Primaveras. Occupy. Jornadas de junho. A ética bamba que limita esquerda e direita. Resistências e concessões. Consumismo. A hipocrisia das primeiras capas de jornais. Moralismo. Artista e burguesia. Alcebíades e senadores. Sexo e dinheiro. Está tudo concentrado nessa montagem de Timon de Atenas. Atenas é aqui, ali. É hoje. De brinde, Vera Holtz é o protagonista e Tonico Pereira é Apemantus. Shakespeare é agora: "A generosidade que faz deuses, quebra os homens".

quinta-feira, novembro 06, 2014

Há mundo por vir?

Tencionar as potências e as fragilidades do desejo (vontade e impossibilidade), desse desejo direcionado ao saber, o que já é em si uma ação política, me parece, é o que define a vida moderna. Mas isso pode ser expandido ao nosso tempo.
É por aí que leio a contundente beleza terrível de um capítulo como o “Um mundo de gente”, do livro Há mundo por vir?, de Déborah Danowski e Eduardo Viveiros de Castro. Estar na travessia entre a irreversibilidade do feito e o desejo de fazer parece nos constituir.
Concluí o livro com a sensação de que urge falharmos mais como homem para podermos onçar, como no conto rosiano “Meu tio o Iauaretê”. Querer ser homem, diferenciando-nos ao máximo dos outros animais, parece, tem nos levado ao colapso. Antes tivéssemos querido ser onça. Ou jabuti.

Miss violence

Só digo uma coisa: se você ainda não viu, procure ver "Miss violence". O filme tematiza a ferrugem patriarcal. E o quão cúmplices todos nós somos na manutenção dessa ferrugem. A cumplicidade, aliás, é matéria formal do filme, já que vira e mexe as personagens parecem confrontar a passividade do espectador. Filmaço seco e denso.
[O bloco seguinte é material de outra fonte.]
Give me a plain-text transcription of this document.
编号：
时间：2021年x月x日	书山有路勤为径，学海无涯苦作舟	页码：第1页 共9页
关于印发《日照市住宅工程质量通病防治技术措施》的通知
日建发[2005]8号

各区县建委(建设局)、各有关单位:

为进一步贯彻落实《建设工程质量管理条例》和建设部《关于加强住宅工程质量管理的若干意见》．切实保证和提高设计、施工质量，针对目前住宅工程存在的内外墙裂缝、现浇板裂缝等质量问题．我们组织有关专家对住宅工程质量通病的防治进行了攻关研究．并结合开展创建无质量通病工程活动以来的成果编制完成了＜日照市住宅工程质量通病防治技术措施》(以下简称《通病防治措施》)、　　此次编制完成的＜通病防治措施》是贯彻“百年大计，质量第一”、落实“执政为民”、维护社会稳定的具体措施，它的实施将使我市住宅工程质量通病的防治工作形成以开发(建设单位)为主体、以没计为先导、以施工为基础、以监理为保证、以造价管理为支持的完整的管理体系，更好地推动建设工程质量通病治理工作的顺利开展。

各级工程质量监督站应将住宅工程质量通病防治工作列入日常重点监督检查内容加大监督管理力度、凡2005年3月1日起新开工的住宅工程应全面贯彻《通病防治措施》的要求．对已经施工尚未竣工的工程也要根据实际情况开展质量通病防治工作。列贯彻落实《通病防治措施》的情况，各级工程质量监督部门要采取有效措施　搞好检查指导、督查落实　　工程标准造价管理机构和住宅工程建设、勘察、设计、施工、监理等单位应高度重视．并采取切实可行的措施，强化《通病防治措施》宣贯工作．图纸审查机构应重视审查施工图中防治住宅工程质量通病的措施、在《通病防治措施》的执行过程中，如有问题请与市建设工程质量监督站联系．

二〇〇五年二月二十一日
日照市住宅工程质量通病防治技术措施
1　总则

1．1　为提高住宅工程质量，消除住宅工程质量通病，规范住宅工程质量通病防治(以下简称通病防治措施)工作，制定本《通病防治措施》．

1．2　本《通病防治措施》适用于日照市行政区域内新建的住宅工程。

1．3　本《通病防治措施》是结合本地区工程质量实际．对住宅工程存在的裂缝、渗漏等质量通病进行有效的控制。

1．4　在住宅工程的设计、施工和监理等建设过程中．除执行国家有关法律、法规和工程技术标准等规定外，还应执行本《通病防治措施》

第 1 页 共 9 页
segunda-feira, setembro 08, 2014

Beije minha lápide

Jô Bilac consegue equilibrar em seus textos para teatro o humor e a firmeza na crítica dos comportamentos humanos contemporâneos, sempre calcado na retomada de certa ironia nelson-rodriguiana. Mas tendo a melancolia como ingrediente principal. Melancolia resultado e promoção de interdições das relações interpessoais.
Já em "Beije minha lápide" o que fica do texto de Bilac é o texto de Oscar Wilde. Os diálogos, os monólogos, as imagens, tudo é leitura de Wilde. A toda hora a mesma sensação de colagem, citação, reminiscência, fragmentos de textos.
Sendo um elogio à vida e à obra de Oscar Wilde, a interdição está materializada na cela-redoma de vidro que separa a personagem Bala (Marco Nanini) da liberdade, num duplo da redoma que separa a lápide de Wilde dos beijos de seus fãs no cemitério de Paris. Bala está preso por ter efetivamente quebrado o vidro em torno do túmulo do escritor irlandês. Também escritor, Bala é duplo de Wilde, parece estar escrevendo (ou encenando) o seu "De profundis". Ambos presos por colocarem em xeque as regras do jogo de xadrez que a vida é.
Para a eficácia da encenação, trabalha a direção correta e inspirada de Bel Garcia. Além das presenças de Carolina Pismel, Júlia Marini e Paulo Verlings. Atores da Cia. Teatro Independente que não se intimidam com a coadjuvância de suas personagens.
Posto que os tempos são outros, se Bala não está preso por sodomia, a personagem questiona as identidades socialmente aprovadas e as falsas ideias de liberdades individuais que nos cercam.  Por fim, melancolicamente, "Beije minha lápide" tematiza a liberdade. Estende-se sobre ela, desdobrando-se em efeitos e causas.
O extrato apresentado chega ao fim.